There’s a saying in my recovery program that ‘faith without works is dead.’ There’s also instructions that remind us when we take a leap of faith, that it’s not enough to simply make the decision in our mind, rather it has to be followed by affirmative action (a demonstration—an embodiment of the decision) or we haven’t actually done anything but intellectualize it. Basically, it’s telling us to just take the actual leap!
I’m coming to understand that the practice of self-love follows the same principle.
Self-love is not merely a thought or belief. Even though it requires more than intellectualizing and mentally affirming fondness for ourselves, it’s not simply a demonstrative action of pampering and soothing ourselves either; that’s more like giving a child candy for good behaviour, or putting a bandaid on a wound. Self-love is also not embodied solely in relinquishing destructive behaviour and bad habits—though that’s a good start.
The act of self-love requires affirmative action that embodies, nourishes, supports and champions our individual values, beliefs and identities.
The other day, when I was talking with a friend in recovery about my challenges in finding love–and that I believed perhaps that something is still ‘wrong’ in my own recovery–they ‘reminded’ me that I can’t expect to find love until I learn to love myself.
I was really annoyed and livid.
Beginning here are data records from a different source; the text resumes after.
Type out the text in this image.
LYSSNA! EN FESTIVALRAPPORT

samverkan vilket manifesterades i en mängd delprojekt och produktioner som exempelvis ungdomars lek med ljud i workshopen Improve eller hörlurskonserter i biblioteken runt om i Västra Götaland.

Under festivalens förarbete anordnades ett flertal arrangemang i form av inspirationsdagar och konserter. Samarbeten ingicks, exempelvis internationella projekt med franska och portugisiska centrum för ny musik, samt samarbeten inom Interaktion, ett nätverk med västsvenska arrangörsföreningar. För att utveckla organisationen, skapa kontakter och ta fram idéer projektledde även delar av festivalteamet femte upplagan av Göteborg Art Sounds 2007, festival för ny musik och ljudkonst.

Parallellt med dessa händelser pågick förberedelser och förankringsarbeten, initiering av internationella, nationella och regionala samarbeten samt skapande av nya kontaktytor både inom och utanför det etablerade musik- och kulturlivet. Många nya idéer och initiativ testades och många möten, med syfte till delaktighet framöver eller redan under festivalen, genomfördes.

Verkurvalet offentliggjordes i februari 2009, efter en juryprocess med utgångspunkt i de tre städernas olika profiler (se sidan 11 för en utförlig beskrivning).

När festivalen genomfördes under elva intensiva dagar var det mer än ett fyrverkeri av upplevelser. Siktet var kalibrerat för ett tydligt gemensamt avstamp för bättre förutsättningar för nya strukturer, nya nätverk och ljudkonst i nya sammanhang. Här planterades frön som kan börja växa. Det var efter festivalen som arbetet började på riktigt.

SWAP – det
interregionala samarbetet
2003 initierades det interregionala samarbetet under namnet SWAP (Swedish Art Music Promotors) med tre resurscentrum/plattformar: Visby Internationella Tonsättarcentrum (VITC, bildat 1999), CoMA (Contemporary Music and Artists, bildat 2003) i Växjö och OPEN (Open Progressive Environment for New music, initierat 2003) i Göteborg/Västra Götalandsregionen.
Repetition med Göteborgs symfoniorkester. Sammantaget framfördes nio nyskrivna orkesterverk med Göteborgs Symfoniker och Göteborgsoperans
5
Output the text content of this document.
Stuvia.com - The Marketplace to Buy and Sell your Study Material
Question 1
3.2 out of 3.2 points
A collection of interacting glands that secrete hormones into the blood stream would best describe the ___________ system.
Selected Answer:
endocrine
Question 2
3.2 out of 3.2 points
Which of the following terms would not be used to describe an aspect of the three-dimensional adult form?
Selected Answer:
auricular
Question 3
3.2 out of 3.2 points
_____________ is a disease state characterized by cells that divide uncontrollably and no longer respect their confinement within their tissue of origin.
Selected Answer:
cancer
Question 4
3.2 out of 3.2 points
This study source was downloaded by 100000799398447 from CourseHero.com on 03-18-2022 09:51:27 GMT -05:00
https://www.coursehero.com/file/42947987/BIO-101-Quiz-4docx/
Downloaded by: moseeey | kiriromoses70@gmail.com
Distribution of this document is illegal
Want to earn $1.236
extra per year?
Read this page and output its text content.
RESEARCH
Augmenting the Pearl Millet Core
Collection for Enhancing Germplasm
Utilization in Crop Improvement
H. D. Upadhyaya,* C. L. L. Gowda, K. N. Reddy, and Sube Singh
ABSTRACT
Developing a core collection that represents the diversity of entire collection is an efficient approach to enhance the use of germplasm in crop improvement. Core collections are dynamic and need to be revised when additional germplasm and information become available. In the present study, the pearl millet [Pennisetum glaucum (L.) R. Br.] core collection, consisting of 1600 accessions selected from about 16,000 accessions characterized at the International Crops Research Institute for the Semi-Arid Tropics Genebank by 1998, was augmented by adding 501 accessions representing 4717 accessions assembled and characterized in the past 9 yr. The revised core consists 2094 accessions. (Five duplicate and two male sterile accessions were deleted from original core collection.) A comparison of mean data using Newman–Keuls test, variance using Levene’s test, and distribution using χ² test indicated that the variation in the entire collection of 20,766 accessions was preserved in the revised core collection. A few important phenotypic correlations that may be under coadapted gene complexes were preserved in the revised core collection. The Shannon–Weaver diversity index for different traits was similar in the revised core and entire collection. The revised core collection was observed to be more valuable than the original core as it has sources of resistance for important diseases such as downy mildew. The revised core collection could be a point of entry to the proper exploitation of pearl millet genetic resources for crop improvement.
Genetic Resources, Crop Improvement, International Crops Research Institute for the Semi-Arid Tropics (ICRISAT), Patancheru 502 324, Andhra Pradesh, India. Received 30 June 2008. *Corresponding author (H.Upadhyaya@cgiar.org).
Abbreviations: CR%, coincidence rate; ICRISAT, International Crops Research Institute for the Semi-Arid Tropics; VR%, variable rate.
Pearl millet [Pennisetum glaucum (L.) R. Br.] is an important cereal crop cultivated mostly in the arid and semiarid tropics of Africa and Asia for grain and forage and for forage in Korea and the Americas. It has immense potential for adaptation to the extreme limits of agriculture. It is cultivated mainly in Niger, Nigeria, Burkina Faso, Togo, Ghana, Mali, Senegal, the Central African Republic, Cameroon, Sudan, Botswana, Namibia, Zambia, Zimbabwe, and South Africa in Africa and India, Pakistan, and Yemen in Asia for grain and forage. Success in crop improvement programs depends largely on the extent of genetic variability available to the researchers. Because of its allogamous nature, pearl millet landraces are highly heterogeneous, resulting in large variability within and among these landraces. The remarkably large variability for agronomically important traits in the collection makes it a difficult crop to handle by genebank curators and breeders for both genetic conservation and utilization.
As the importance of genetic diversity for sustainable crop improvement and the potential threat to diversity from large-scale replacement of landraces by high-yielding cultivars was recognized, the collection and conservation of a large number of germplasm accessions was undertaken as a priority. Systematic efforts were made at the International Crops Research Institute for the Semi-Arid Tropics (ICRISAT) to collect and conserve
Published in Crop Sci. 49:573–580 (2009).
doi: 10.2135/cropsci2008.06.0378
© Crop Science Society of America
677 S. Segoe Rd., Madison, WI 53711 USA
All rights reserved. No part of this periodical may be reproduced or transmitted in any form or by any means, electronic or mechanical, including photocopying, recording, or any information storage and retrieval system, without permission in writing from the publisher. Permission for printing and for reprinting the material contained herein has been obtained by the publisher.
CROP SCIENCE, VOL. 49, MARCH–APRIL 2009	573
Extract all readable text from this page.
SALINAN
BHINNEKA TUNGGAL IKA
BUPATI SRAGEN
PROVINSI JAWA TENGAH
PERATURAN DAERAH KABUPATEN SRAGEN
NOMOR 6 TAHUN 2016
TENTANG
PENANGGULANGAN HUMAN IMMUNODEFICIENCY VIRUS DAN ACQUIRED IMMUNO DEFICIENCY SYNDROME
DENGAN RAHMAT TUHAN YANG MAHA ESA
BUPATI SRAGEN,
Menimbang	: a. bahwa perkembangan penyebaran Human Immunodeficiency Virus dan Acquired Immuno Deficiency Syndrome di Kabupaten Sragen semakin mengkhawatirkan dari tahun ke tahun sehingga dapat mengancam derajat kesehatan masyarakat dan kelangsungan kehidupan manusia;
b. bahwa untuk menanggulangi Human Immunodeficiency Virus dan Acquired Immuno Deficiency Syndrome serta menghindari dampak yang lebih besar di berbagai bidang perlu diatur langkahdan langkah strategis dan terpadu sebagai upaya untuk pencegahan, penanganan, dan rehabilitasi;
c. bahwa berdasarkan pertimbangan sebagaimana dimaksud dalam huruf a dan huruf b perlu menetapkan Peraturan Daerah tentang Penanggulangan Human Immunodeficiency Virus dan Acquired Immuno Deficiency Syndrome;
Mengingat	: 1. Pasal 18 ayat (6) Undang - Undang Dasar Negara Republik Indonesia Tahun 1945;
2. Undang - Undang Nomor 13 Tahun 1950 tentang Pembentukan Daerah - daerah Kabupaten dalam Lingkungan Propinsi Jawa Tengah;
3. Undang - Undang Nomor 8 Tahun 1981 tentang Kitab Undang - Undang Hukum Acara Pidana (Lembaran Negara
I’m sick of hearing this particular clichéd, lazy response.
What but self-love is almost 18 years of recovery and working on myself and staying alive despite my destructive mind?
I asked myself why my friend’s statement made me so mad. Then I was inspired to write a blog rant about homophobia in which I discovered, as I wrote it, that I’m seething with anger about what growing up gay in a homophobic community did to my current lack of immediate confidence in love and dating.
I’m angry. I’m not resentful at anyone. But I am angry. I’m angry that I didn’t get to learn how to date. Angry that I still hear my gay friends say they won’t come out to their families because they don’t want to ‘rock the boat.’ Angry that we (LGBT people) still don’t always just get to grow into our lives and loves without declaration of who we are and an ensuing battle.
Fuck you world that doesn’t allow all people to be the same in our journeys into and through life!
I realized though, it’s actually a good thing that I’m recognizing this anger. Because it’s a part of who I am.
I’ve never really known who I was. I was so lost in playing an acceptable character that I never developed into who I would be as an authentic person.
So it’s good that I know I’m angry.
I’m also spiritual. I never used to say that out loud. I thought it was the exact opposite of the word itself to say I’m spiritual. But I am. My greatest passion in this life is spiritual development and healing myself. I try new things all the time; kind of like a spiritual thrill-seeker. I’m currently 112 days into A Course in Miracles, I’ve joined and studied with a Wiccan coven, I’ve completed all levels of The Living Kabbalah System and I’m heading into an intense week-long West African Bwiti healing ceremony next month (stay tuned for my blog!) I also like to write about and promote the things I’m passionate about.
Self-love is not only about having a bad day and pouring ouselves a bubble bath and getting a good night’s sleep. Digging a little deeper, self-love can mean giving up the things that instantly gratify us such as momentary hookups, or spending money on ourselves because we ‘deserve it’. It can mean easing up on gym-obsession and the vain attempts at body-perfection. Self-love can actually mean the opposite of these things, like saving money for a future trip or retirement, holding out for a more intimate or satisfying romantic connection and acceptance of a healthy body and exercise moderation. If I truly accept myself, do I need to endlessly labour over an unattainable ‘perfect’ physique?
For me, today, self-love (to love myself) is a firm decision that I’m making moving forward; a commitment to myself to be myself and honour my callings, passions and intuition. And yes this decision might include aspects of the peripheral self-love embodiments listed above.
More than that though—and most importantly—living with integrity is the single-most affirmative action I can take in solidifying my commitment to self-love.
Loving myself, therefore, is identifying who I am and what makes me tick, discarding what doesn’t serve me, and living to the best of my ability as the authentic person I’ve uncovered and am. It’s not simply a decision I make, or an acknowledgement of the fact that I believe I love myself, it’s making that decision/acknowledgement and then following it with the affirmative action of living with integrity.
So, if I’m gay, then I’m going to be gay! No more hiding, editing or censoring to make others more comfortable. If I’m angry, I’m going to be angry. If I have a crush on you, you’re going to know it. If I’m inspired to write a blog about self-love, I’ll write it and share it. And if I want to take a goddamn bubble bath, I’ll take it!